Topo.      
 
Minha palavra é noite,
às vezes é lua cheia,
às vezes minguante
-quase nunca nova
 
O CRONISTA

Welis Couto       

Ele para, pega o papel, dá uma olhadela pela janela entreaberta; busca auspícios nos céus . Nada. Senta - se diante do papel em branco, a caneta na mão e o pensamento vazio. Mil coisas lhe passaram pela cabeça, mas nenhuma lhe aprouvera.

É mister escrever logo algumas linhas. O jornal precisa sair, tem-se que fechar a edição. Ele antevê a cara furiosa do diretor, apontando para aquele espaço em branco da página que lhe fora reservada. Vê-lhe o semblante aborrecido, olhando para a porta, ou esperando tocar o telefone com notícias de sua crônica. Pensa em lhe telefonar, sugerindo a colocação de um anúncio na página que seria sua, ou mesmo uma publicidadezinha do próprio jornal...

No entanto, retoma o seu papel e seu ofício. Mas as ideias lhe fogem todas. Parece que não há de sair nem as piores frases de todas as que poderia ter escrito. Há dias em que o pensamento foge e todas as palavras, por encanto, desaparecem. Mas há uma função primordial: o jornal tem que sair.

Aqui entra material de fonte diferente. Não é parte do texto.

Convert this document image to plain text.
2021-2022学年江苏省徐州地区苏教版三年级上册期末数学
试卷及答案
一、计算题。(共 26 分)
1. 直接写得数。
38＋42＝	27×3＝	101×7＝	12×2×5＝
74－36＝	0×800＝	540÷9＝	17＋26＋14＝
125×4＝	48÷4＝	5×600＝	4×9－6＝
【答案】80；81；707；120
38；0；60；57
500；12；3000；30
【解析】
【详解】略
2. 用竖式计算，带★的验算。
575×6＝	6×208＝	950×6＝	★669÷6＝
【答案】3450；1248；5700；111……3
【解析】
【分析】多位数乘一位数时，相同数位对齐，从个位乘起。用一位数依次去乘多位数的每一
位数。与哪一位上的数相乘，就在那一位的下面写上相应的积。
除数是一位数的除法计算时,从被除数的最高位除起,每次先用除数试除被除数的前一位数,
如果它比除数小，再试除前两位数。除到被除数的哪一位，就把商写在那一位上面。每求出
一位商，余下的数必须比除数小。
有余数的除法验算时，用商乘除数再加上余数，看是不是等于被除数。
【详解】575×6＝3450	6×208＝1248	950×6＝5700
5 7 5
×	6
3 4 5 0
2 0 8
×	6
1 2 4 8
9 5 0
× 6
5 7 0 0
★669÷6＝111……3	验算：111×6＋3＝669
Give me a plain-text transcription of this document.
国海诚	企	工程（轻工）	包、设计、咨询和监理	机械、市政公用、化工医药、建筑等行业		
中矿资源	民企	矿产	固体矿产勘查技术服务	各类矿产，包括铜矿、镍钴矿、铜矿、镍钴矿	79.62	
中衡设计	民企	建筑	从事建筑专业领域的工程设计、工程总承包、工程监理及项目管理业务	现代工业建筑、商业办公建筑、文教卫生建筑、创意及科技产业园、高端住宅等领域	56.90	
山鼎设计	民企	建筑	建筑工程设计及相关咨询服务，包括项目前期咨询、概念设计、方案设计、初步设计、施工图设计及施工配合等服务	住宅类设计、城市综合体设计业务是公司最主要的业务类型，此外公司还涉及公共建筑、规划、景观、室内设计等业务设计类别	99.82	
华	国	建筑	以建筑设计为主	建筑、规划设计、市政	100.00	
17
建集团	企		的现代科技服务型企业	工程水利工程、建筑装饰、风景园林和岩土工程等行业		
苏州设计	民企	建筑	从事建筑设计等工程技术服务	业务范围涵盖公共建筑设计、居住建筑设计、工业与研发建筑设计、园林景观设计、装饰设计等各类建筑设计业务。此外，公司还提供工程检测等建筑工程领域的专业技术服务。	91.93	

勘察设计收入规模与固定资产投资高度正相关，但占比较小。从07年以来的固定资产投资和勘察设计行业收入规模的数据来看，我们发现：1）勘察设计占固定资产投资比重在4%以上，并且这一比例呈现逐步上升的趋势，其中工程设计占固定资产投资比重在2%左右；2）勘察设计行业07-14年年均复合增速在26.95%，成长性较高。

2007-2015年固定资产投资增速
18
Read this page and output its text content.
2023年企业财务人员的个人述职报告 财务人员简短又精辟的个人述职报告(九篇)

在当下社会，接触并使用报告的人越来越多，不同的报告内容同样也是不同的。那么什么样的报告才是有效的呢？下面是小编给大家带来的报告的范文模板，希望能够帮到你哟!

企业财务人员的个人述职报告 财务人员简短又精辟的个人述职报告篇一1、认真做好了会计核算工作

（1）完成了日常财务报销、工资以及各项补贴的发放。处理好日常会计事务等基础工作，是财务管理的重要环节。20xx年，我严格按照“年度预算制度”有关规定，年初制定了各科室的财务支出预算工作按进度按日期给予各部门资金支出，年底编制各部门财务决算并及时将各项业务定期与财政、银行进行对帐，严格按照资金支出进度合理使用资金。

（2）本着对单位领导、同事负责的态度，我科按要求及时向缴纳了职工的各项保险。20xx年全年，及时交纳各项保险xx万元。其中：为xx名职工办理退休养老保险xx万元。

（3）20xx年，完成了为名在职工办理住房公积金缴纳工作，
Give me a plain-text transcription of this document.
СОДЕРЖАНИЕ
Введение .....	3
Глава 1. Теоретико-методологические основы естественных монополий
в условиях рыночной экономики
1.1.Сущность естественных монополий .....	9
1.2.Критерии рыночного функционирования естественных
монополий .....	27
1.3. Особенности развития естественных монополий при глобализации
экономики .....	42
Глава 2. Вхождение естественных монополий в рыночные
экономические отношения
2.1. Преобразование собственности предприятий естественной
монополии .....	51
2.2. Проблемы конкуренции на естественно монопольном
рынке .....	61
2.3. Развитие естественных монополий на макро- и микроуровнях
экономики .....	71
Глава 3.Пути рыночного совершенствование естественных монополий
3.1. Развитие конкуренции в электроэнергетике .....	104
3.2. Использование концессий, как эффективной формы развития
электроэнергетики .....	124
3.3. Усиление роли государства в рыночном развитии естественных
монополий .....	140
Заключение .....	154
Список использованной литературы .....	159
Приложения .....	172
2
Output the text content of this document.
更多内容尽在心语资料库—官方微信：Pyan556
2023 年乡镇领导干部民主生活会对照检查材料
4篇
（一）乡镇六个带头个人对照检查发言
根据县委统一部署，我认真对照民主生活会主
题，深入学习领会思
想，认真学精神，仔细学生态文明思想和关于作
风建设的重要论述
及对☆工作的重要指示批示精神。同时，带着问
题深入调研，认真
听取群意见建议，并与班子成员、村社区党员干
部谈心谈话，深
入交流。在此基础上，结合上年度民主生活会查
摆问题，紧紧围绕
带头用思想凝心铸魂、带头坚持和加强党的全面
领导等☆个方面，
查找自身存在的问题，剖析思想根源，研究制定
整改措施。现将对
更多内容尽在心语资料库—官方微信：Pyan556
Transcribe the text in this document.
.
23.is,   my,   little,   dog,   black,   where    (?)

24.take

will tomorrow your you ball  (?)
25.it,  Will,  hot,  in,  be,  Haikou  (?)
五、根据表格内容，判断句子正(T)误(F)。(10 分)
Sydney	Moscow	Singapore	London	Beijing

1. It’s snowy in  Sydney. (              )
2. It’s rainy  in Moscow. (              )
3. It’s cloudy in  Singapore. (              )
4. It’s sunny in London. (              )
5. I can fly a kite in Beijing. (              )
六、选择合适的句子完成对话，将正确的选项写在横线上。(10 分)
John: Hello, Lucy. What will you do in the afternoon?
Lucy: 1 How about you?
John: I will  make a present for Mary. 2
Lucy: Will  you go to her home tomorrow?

Relembra todas as crônicas que escrevera e as que lera, em busca de algum ponto de partida para a sua. Quisera ter de você, Cecília, aquela "Ciclope" e todos os problemas estariam resolvidos. Por ela, pagaria, nessa hora crucial, bem mais que 100 cruzeiros.

Não há outra saída, senão escrever. Uma ideia lhe consola: "talvez nem seja lido". E as frases vão surgindo vagas e desconexas no papel. Nunca um artigo lhe saíra tão mal, porém há o compromisso da página vazia e é preciso enchê-la com o pior de tudo o que já escrevera.

Duas horas depois, ei-lo a ver o artigo prontinho. Respira aliviado e vê já o rosto descontraído do diretor, quando ele chegar com o seu trabalho.

Com o rascunho ao seu lado, resta sentar-se à máquina e passá-lo a limpo. Tira a capa de sua companheira, alisa-lhe, carinhosamente, as teclas e coloca o papel no carro. A máquina para, emperra, trava. Sua companheira de todas as horas volta a ser o bruto de antes. Por mais que tente, não adianta. A pequenina não quer trabalho - talvez reconhecesse que o artigo não fosse de agrado -. Não lhe adianta carinho. Nada. Parece cavalo novo quando empaca: estira o lombo, dobra o pescoço, empina a anca e explode a barrigueira.

Antes tivesse esquecido tudo e escrito uma carta para a Helena. Seria tudo mais fácil.

Diante dos fatos, decide enviar o artigo manuscrito, lançando um olhar para a caneta sobre a mesa. Ela falha, borra, mancha o papel. Levanta-se decidido a deixar tudo aquilo. Nada de escrever, nada de papéis, nada de tudo. E lança um olhar de desdém para a sua companheira.

A máquina bate - tique-taque - duas teclas, frouxamente, chamando-o de volta. O cronista retoma seu lugar, alisa o papel e recomeça o trabalho.

Gostaria de não ler o que escrevera. A máquina vai compondo tudo aquilo, como se não o quisesse fazer. Às vezes, esquece de dar o "tlim" no final do papel e a linha segue solta. Outras, em que mistura tudo, troca as letras de lugar, salta os espaços, numa desobediência sem fim. E quando dá para escrever o que a gente não quer? "Querida, mando-te um beijo" - Êpa! Aí sai tudo certinho, tudo bonitinho. Nada de linhas tortas, ou de dar meio espaço, estragando todo o artigo. Então, querendo acabar logo, ela dá um longo espaço, deixando a linha em branco, no melhor que o leitor poderia ter. O cronista, furioso, revolta, pensa em lhe bater, quebrar suas teclas e grita-lhe: "melhor seria não tivesse escrito esta por..."

A máquina para e emperra de não ter mais jeito.